Costumes, armes et artisanat : toute une culture autour du cheval

La magie de la tbourida ne repose pas uniquement sur la performance sportive.

Chaque détail raconte une histoire :

  • les vêtements traditionnels des cavaliers ;
  • les selles richement décorées ;
  • les équipements fabriqués par des artisans ;
  • les fusils anciens utilisés lors des démonstrations ;
  • les chants et les musiques qui accompagnent certaines manifestations.

La tbourida est ainsi un patrimoine global où se rencontrent plusieurs métiers : éleveurs, artisans du cuir, selliers, cavaliers et transmetteurs de traditions.

Une tradition toujours vivante dans les fêtes marocaines

Aujourd’hui encore, la tbourida occupe une place majeure dans la vie culturelle du Maroc.

Elle accompagne de nombreuses occasions :

  • mariages traditionnels ;
  • fêtes religieuses ;
  • moussems ;
  • événements culturels ;
  • manifestations équestres.

Chaque région possède ses propres sorbas, avec ses styles, ses costumes et ses habitudes de transmission.

Le Salon du cheval d’El Jadida, devenu un rendez-vous incontournable du monde équestre marocain, contribue largement à faire connaître cette tradition auprès du public national et international.

Pourquoi l’Unesco a reconnu la tbourida comme patrimoine mondial ?

L’inscription de la tbourida au patrimoine culturel immatériel de l’Unesco en 2021 récompense un savoir-faire qui dépasse la simple démonstration équestre.

L’organisation internationale souligne plusieurs dimensions essentielles :

Voir également

  • la transmission familiale et communautaire ;
  • la préservation des pratiques liées au cheval ;
  • la valorisation de l’identité culturelle marocaine ;
  • le rôle social des rassemblements autour de la tbourida.

Cette reconnaissance permet également de mieux protéger les connaissances associées à cette tradition, notamment celles liées au cheval barbe et aux métiers artisanaux.

La tbourida en 2026 : quand le cheval devient mémoire

À l’heure où l’équitation évolue dans le monde entier, la tbourida rappelle une autre relation au cheval : celle d’un partenaire historique, culturel et symbolique.

Elle raconte une histoire où le cheval n’est pas seulement monté, mais célébré.

Entre puissance du galop, élégance des costumes et émotion du tir synchronisé, la fantasia marocaine demeure l’un des plus fascinants patrimoines équestres vivants au monde.

Une tradition où chaque cheval, chaque cavalier et chaque sorba perpétuent une même histoire : celle d’un peuple et de son cheval.

FAQ – Tout savoir sur la tbourida

Qu’est-ce que la tbourida marocaine ?

La tbourida est un art équestre traditionnel marocain qui met en scène des groupes de cavaliers réalisant une charge synchronisée à cheval suivie d’un tir collectif.

Pourquoi appelle-t-on la tbourida « fantasia » ?

Le terme fantasia est utilisé à l’international pour désigner les spectacles équestres traditionnels d’Afrique du Nord.

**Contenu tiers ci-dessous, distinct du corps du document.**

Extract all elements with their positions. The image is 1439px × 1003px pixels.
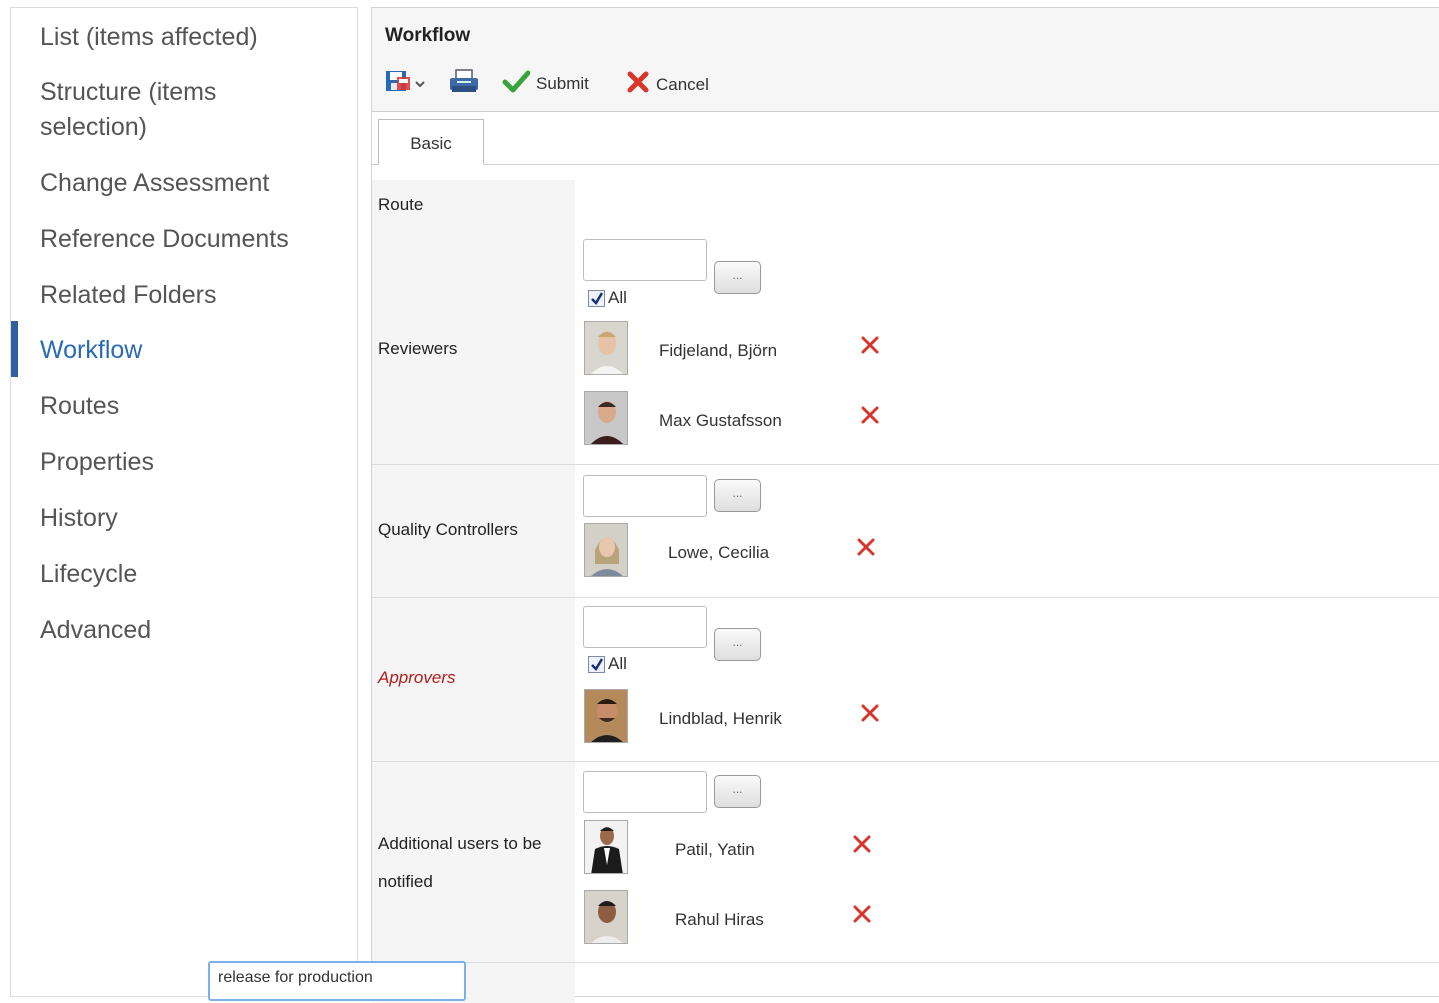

Au Maroc, le terme tbourida est privilégié.

Quels chevaux sont utilisés pour la tbourida ?

Les chevaux barbe et arabe-barbe sont les chevaux emblématiques de cette tradition grâce à leurs qualités d’endurance, de courage et de maniabilité.

Quand la tbourida a-t-elle été inscrite à l’Unesco ?

La tbourida a été inscrite au patrimoine culturel immatériel de l’humanité en décembre 2021.

Sources

Pour la parade, les cavaliers et leurs chevaux (de 15 à 25) se regroupent au sein de troupes appelées « sorbas ».